What is a good Rouge/BLEU score

aniryudh · July 4, 2023, 8:26am

As title suggests, what’s a good rouge/bleu score to aim for? has there been any studies done to correlate the scores to how human perceive the output?

Atharva_Divekar · July 4, 2023, 10:46am

Rouge and Bleu scores are commonly used metrics for evaluating the quality of text generation models. While there is no specific score that can be considered “good” universally, higher scores generally indicate better performance.

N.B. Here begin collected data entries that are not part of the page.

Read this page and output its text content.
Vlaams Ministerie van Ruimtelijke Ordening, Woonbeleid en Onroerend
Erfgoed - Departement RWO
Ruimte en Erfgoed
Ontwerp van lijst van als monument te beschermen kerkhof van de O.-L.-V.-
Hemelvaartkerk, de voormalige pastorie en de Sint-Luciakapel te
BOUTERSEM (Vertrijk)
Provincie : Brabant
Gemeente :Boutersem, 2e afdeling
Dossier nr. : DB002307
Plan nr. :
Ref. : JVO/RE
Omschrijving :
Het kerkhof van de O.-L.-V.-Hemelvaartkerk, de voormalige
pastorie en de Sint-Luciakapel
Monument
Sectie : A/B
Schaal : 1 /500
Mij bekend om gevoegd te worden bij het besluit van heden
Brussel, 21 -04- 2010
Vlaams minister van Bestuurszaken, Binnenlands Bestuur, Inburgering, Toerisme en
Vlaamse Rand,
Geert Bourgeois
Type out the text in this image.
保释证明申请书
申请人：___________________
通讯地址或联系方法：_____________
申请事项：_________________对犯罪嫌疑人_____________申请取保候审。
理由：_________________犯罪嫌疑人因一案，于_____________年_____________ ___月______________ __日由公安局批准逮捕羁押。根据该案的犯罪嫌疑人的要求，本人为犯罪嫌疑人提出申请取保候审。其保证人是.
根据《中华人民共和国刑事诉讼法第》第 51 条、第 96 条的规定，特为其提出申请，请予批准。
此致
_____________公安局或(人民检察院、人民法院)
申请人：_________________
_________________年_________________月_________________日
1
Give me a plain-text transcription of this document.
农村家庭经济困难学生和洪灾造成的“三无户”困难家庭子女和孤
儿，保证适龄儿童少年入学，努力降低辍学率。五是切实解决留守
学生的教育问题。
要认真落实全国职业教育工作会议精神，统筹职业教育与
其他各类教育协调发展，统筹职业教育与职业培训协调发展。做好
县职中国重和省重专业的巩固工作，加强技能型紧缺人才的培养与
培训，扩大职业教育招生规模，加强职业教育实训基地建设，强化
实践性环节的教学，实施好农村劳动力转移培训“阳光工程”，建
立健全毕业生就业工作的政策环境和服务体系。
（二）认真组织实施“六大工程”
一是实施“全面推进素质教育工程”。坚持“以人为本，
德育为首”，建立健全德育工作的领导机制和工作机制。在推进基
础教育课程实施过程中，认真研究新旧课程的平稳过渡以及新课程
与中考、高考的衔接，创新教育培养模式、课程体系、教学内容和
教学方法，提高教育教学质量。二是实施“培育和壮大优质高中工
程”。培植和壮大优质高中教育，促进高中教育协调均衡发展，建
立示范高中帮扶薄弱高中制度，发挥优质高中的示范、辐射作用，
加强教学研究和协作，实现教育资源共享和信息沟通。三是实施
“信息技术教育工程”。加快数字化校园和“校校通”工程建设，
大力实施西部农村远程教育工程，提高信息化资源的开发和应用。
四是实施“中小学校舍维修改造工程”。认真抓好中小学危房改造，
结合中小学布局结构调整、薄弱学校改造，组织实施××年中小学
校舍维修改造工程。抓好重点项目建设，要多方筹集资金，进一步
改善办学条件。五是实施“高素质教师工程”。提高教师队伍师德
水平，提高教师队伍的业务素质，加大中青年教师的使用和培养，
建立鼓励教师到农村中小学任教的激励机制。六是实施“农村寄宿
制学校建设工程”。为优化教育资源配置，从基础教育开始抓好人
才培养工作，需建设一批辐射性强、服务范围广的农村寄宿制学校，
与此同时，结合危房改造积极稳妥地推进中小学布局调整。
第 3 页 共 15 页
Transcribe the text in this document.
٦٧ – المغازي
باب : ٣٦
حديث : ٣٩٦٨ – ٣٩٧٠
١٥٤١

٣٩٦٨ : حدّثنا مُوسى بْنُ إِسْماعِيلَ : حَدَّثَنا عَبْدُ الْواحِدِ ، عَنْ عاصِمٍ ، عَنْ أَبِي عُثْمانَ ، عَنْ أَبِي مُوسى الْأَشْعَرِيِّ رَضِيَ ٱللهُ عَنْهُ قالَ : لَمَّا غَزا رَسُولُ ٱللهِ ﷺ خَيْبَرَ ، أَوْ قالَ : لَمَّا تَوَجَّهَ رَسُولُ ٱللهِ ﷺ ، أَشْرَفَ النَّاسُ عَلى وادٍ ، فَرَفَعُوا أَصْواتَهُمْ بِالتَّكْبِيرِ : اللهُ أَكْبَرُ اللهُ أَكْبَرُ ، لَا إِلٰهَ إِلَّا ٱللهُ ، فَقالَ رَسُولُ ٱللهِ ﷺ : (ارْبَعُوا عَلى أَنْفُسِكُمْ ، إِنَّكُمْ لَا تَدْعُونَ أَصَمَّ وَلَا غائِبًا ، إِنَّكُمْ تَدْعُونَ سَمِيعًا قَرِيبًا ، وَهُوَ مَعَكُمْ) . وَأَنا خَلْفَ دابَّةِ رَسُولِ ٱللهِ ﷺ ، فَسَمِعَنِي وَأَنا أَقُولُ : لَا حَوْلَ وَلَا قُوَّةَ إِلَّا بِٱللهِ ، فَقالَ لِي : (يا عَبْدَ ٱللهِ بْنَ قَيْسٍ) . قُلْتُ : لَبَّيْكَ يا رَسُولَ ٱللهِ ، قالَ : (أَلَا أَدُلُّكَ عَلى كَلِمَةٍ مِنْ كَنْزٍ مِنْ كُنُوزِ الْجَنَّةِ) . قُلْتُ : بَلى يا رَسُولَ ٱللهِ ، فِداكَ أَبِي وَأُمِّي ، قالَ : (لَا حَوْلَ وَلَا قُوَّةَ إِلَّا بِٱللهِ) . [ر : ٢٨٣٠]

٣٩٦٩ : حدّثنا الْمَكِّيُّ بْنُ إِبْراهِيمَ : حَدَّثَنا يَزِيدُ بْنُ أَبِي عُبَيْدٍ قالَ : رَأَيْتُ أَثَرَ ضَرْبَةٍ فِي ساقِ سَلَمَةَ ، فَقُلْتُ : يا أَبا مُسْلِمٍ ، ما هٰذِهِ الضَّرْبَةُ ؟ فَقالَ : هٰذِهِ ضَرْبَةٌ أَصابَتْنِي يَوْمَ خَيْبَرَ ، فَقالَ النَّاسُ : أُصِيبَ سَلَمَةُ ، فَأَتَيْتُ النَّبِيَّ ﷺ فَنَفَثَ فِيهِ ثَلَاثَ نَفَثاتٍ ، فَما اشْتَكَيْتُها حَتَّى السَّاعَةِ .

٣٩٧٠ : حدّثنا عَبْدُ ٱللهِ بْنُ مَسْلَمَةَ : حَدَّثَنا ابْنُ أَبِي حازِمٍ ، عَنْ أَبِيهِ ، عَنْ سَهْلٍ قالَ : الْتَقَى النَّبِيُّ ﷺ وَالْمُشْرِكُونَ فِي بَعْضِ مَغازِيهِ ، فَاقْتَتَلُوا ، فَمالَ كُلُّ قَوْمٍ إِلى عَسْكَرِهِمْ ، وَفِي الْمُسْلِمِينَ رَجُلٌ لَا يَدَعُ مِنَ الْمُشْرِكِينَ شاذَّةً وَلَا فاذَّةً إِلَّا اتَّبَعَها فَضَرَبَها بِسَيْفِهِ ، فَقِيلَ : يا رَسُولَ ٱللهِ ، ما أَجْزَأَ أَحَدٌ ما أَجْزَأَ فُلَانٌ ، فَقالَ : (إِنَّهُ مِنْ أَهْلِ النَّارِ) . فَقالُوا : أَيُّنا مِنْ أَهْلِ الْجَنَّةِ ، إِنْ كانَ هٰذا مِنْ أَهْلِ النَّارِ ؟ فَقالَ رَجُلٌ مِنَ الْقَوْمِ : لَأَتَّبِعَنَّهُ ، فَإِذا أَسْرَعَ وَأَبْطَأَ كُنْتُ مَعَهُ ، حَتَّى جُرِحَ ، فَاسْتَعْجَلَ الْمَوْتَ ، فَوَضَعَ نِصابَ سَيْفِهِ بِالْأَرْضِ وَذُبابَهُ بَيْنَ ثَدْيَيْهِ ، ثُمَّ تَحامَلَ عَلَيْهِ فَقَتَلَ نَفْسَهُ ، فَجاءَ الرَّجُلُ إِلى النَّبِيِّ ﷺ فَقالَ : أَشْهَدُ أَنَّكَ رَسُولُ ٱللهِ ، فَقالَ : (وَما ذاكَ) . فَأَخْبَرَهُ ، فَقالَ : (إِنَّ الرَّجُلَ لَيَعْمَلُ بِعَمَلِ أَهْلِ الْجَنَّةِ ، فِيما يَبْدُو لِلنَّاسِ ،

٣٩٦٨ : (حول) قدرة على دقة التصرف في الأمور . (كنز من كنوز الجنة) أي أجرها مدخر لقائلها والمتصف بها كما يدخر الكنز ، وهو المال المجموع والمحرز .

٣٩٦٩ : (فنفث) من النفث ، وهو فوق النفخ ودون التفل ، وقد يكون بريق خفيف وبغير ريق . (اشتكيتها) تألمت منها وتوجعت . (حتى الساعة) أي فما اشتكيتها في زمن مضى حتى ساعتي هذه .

As for the correlation between these scores and human perception, studies have shown that there is a positive correlation between higher Rouge and Bleu scores and human perception of quality. However, it’s important to note that these metrics only evaluate certain aspects of text quality, such as precision and recall, and may not capture more nuanced aspects of language use that humans may perceive as important.
Thank you for posting. Happy Learning!

Juan_Olano · July 4, 2023, 12:41pm

To add to @Atharva_Divekar’s great and clear answer and as a means of documentation for future learners: Both scores go from 0 to 1, where 0 is no overlap and 1 is perfect match.

Another item to remember is:
Bleu is primarily used to grade the quality of text translations.
Rouge is primarily used to grade the quality of text summarizations.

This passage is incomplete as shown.